I'm having 2 problems with trying to do this in haproxy:
I can't find a way to get haproxy to record the redirects that it itself performs. I've told haproxy to show me the Location response header, but that only shows redirects from the back-end server:
capture response header Location len 128
The ways of doing this in haproxy are ... clunky.

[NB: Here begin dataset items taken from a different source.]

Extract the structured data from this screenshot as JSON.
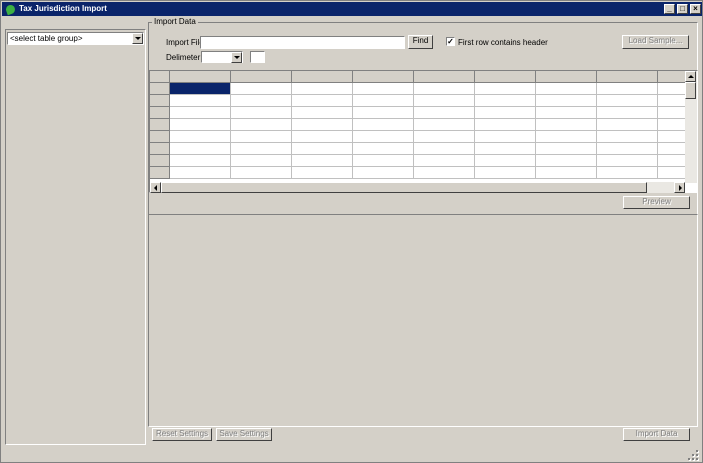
{
  "window": {
    "title": "Tax Jurisdiction Import"
  },
  "title_buttons": {
    "minimize": "_",
    "maximize": "□",
    "close": "×"
  },
  "left_panel": {
    "table_group_select": "<select table group>"
  },
  "import_data": {
    "group_label": "Import Data",
    "import_file_label": "Import File:",
    "import_file_value": "",
    "find_button": "Find",
    "first_row_header_checked": true,
    "first_row_header_mark": "✓",
    "first_row_header_label": "First row contains header",
    "load_sample_button": "Load Sample...",
    "delimiter_label": "Delimeter:",
    "delimiter_value": "",
    "delimiter_other_value": ""
  },
  "grid": {
    "columns": [
      "",
      "",
      "",
      "",
      "",
      "",
      "",
      "",
      ""
    ],
    "row_count": 8,
    "selected_cell": {
      "row": 1,
      "col": 1
    }
  },
  "buttons": {
    "preview": "Preview",
    "reset_settings": "Reset Settings",
    "save_settings": "Save Settings",
    "import_data": "Import Data"
  },
  "colors": {
    "title_bar": "#0a246a",
    "selection": "#0a246a",
    "face": "#d4d0c8"
  }
}
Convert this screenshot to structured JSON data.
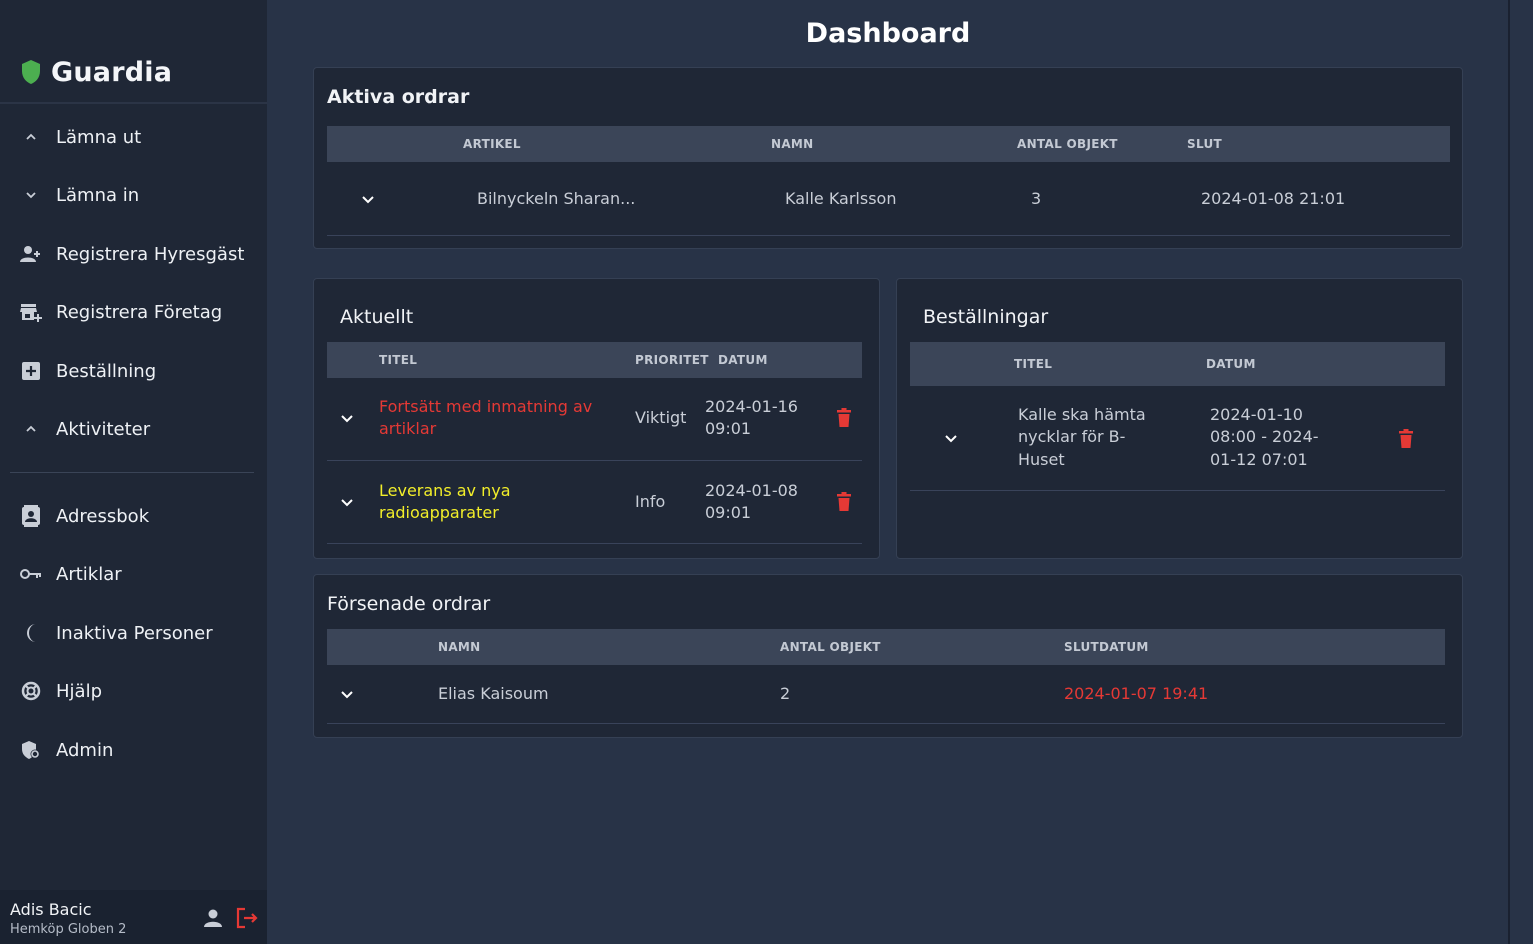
{
  "brand": {
    "name": "Guardia",
    "accent": "#4caf50"
  },
  "sidebar": {
    "items": [
      {
        "label": "Lämna ut",
        "icon": "chevron-up-icon"
      },
      {
        "label": "Lämna in",
        "icon": "chevron-down-icon"
      },
      {
        "label": "Registrera Hyresgäst",
        "icon": "person-add-icon"
      },
      {
        "label": "Registrera Företag",
        "icon": "store-add-icon"
      },
      {
        "label": "Beställning",
        "icon": "plus-box-icon"
      },
      {
        "label": "Aktiviteter",
        "icon": "chevron-up-icon"
      },
      {
        "label": "Adressbok",
        "icon": "contact-card-icon"
      },
      {
        "label": "Artiklar",
        "icon": "key-icon"
      },
      {
        "label": "Inaktiva Personer",
        "icon": "moon-icon"
      },
      {
        "label": "Hjälp",
        "icon": "lifebuoy-icon"
      },
      {
        "label": "Admin",
        "icon": "shield-gear-icon"
      }
    ]
  },
  "user": {
    "name": "Adis Bacic",
    "org": "Hemköp Globen 2"
  },
  "page": {
    "title": "Dashboard"
  },
  "active_orders": {
    "title": "Aktiva ordrar",
    "headers": [
      "ARTIKEL",
      "NAMN",
      "ANTAL OBJEKT",
      "SLUT"
    ],
    "rows": [
      {
        "artikel": "Bilnyckeln Sharan...",
        "namn": "Kalle Karlsson",
        "antal": "3",
        "slut": "2024-01-08 21:01"
      }
    ]
  },
  "current": {
    "title": "Aktuellt",
    "headers": [
      "TITEL",
      "PRIORITET",
      "DATUM"
    ],
    "rows": [
      {
        "title_line1": "Fortsätt med inmatning av",
        "title_line2": "artiklar",
        "priority": "Viktigt",
        "date_line1": "2024-01-16",
        "date_line2": "09:01",
        "color": "#e53935"
      },
      {
        "title_line1": "Leverans av nya",
        "title_line2": "radioapparater",
        "priority": "Info",
        "date_line1": "2024-01-08",
        "date_line2": "09:01",
        "color": "#f2ee2a"
      }
    ]
  },
  "orders": {
    "title": "Beställningar",
    "headers": [
      "TITEL",
      "DATUM"
    ],
    "rows": [
      {
        "title_lines": [
          "Kalle ska hämta",
          "nycklar för B-",
          "Huset"
        ],
        "date_lines": [
          "2024-01-10",
          "08:00 - 2024-",
          "01-12 07:01"
        ]
      }
    ]
  },
  "late_orders": {
    "title": "Försenade ordrar",
    "headers": [
      "NAMN",
      "ANTAL OBJEKT",
      "SLUTDATUM"
    ],
    "rows": [
      {
        "namn": "Elias Kaisoum",
        "antal": "2",
        "slutdatum": "2024-01-07 19:41",
        "slutdatum_color": "#e53935"
      }
    ]
  }
}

I've found two ways that seem to work:
# Old URL formats; trim leading "/mw" and "/lmw" when the target is a php file http-request redirect code 301 location http://%[hdr(host)]%[url,regsub(^/lmw,,g)] if { path_beg /lmw } { path_sub .php } http-request redirect code 301 location http://%[hdr(host)]%[url,regsub(^/mw,,g)] if { path_beg /mw } { path_sub .php } # Old URL formats; trim leading "/mw" and "/lmw" http-request redirect code 301 location http://%[hdr(host)]/papri%[url,regsub(^/lmw,,g)] if { path_beg /lmw } http-request redirect code 301 location http://%[hdr(host)]/papri%[url,regsub(^/mw,,g)] if { path_beg /mw } http-request redirect code 301 location http://%[hdr(host)]/papri%[url,regsub(^/papri/lmw,,g)] if { path_beg /papri/lmw } http-request redirect code 301 location http://%[hdr(host)]/papri%[url,regsub(^/papri/mw,,g)] if { path_beg /papri/mw }
The problem with this method, besides it being many lines long, is that it produces a series of redirects, repeatedly redirecting each URL to one with one less /mw or whatever.
The other is having this on the front end:
use_backend mw-live-back-old-with-php if { hdr_beg(host) -i mw-live. } { path_reg ^/l?mw.*\.php }
use_backend mw-live-back-old-without-php if { hdr_beg(host) -i mw-live. } { path_reg ^/l?mw }
and then these special backends to go with it:
backend mw-live-back-old-with-php
http-request replace-path ^(?:/l?mw)+/(.*\.php.*)$ /\1
http-request redirect prefix / code 301
backend mw-live-back-old-without-php
http-request replace-path ^(?:/l?mw)+/(.*) /papri/\1
http-request redirect prefix / code 301
The problem with this method is that it's also super long, but also it seems silly to create backends just for this.
The thing you'd think would work, which I stole from https://fromanegg.com/post/2014/12/05/how-to-rewrite-and-redirect-with-haproxy/ , is having these lines as part of the generic backend.
http-request replace-path ^(?:/l?mw)+/(.*\.php.*)$ /\1 if { path_reg ^/l?mw.*\.php }
http-request redirect prefix / code 301 if { path_reg ^/l?mw.*\.php }
http-request replace-path ^(?:/l?mw)+/(.*)$ /papri/\1 if { path_reg ^/l?mw }
http-request redirect prefix / code 301 if { path_reg ^/l?mw }
This fails because the redirect never fires, because by the time we get to the redirect line, the path_reg no longer matches.
So.
Am I missing something, or should I really just move this sort of complexity to the back-end web service?
Bingo. There's no need to reinvent the wheel here.